At the front are three rows of white Japanese arcade cabinets. Players sit down and pop in their quarters to start a match with an opponent sitting across from them. Their eyes are shifting back and forth while their hands move accordingly. Joysticks twist and turn in quarter circle motions, followed by a blitz of button mashes to execute fireballs and dragon punches. Nearly everyone is silent. People gather around to watch, many of them waiting to play next. “You put your quarter down on the machine you wanna play on next. That means you got dibs on the next game,” said one watcher itching to play Street Fighter IV.

Behind the pink neon sign, inside the dark and musty interior, the house is packed.

The Lovegety, housed in a strip mall next to Highway 7 in Thornhill, is the GTA’s last remaining independent arcade, a connection to a bygone era, before computers and Xboxes, when the only way to play was face-to-face with your opponent. And since Funland, the dark Yonge St. gaming room, closed over the summer, gaming enthusiasts from Ryerson have to make the trek to this suburb to get their fix.

It’s not entirely clear why the Lovegety has managed to stay afloat, outlasting the six or seven arcades that used to dot Yonge St. downtown. But the president of the rival Playdium speculates it might have something to do with the way the business has cornered its market.

“Lovegety has done a very good job at skewing its offering to the Asian clientele and it’s really similar to what an Asian style gaming centre would be,” said Len Keywood, who’s been in the business of distributing coin-operated machines since 1975. “The owner of the Lovegety has picked its market and zeroed in on it and does a good job.”

The Gety’s reputation is only known through word-of-mouth. There are a couple tournament websites that post videos of Street Fighter IV matches that happened at the arcade.
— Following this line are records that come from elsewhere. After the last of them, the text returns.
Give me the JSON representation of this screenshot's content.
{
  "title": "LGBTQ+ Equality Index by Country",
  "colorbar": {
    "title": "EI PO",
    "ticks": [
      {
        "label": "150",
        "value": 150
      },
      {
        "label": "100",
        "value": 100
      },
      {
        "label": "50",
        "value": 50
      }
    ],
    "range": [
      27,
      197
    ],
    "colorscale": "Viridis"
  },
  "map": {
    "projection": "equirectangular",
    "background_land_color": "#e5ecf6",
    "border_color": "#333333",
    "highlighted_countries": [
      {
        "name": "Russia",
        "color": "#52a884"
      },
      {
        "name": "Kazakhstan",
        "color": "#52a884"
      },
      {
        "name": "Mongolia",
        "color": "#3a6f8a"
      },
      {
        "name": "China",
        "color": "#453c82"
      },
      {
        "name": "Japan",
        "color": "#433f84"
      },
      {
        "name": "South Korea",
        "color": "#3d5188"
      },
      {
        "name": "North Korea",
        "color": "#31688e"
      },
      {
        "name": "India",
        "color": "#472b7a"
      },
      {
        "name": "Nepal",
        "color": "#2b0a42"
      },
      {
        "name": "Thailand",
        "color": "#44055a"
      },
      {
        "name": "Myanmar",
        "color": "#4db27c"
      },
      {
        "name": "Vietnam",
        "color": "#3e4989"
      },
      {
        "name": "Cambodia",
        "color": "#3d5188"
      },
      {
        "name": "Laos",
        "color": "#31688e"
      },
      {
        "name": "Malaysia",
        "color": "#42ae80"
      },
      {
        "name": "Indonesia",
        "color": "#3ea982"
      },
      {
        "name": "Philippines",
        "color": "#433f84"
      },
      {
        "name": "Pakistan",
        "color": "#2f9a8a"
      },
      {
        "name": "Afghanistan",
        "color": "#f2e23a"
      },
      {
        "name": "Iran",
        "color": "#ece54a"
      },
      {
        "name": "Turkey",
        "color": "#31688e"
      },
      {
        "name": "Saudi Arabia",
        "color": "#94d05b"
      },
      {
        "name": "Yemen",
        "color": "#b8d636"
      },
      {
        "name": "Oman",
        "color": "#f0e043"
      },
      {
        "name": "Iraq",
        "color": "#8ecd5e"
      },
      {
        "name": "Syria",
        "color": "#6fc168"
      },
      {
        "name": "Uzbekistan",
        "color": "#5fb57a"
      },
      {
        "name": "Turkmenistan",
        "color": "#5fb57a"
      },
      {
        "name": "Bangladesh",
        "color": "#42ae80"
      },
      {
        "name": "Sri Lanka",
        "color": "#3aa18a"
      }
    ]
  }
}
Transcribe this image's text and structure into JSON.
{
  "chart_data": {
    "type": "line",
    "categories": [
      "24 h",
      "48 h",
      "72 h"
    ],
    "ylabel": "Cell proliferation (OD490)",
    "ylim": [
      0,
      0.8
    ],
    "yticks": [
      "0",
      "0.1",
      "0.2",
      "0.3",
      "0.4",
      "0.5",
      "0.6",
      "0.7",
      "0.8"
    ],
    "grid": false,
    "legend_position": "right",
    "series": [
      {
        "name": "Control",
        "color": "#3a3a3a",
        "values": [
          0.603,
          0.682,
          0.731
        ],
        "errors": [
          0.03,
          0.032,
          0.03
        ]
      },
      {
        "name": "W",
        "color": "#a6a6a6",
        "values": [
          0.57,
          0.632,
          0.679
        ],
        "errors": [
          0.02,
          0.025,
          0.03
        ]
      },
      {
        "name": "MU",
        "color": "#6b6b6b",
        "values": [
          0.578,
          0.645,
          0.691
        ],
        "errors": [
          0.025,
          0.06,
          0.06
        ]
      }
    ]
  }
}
Other than that, there’s no advertising and no promotion for the Gety.

Even so, some gamers are here every night. Commuting from cities like Hamilton, Mississauga and other far off corners of southern Ontario on a weekly basis is the only way to get a chance to play the latest unreleased games. For competitive gamers, getting to play new games like Street Fighter IV early gives them a head start. More time for them to master their moves and strategies.

“In Toronto, the competition is really fierce; that’s what attracts a lot of people to come here,” said Eric Hai, a business management student at Ryerson who placed fourth in the last Street Fighter tournament. “The best players come here. I don’t live too far away and when there’s a lot of competition, I’ll stay for a while.”

“Every game he touches, he masters. He’s like a gaming genius,” said Alex Shin, one of his gaming buddies.

Andy Lai, an information technology management graduate from Ryerson and a Lovegety regular says the owners listen to their suggestions.

“The owner is from Hong Kong and he always asks us about which games to import next. He really loves the arcade experience back in Asia. Sometimes he’ll even put his quarters down to play with us too,” he says.

Lai and the owner have a partnership. The owner imports the games, and players like Lai encourage other gamers to come to the arcade, by organizing tournaments every month.

One of the arcade’s biggest attractions is the currency of the games. Street Fighter IV isn’t coming to North America until February 2009. Many of the Gety’s other games will never be released in Canada at all. Even though computers and home consoles like the Playstation 3 and Xbox 360 sport superior graphics and online capabilities, the Gety allows gamers to play unreleased products.

Even though the Gety depends on the tastes of gamers in the targeted “Asian demographic”, one Brampton gamer is introducing his newly discovered arcade to his own fellow gamers. Peter Rebelo, 30, a Street Fighter enthusiast heard about the arcade in the middle of October. “Don’t be afraid, by all means. If you’re any other type of race or whatever, just come on down. There are no bad feelings or intentions when you’re playing. It’s always about the love for a good challenge,” he says.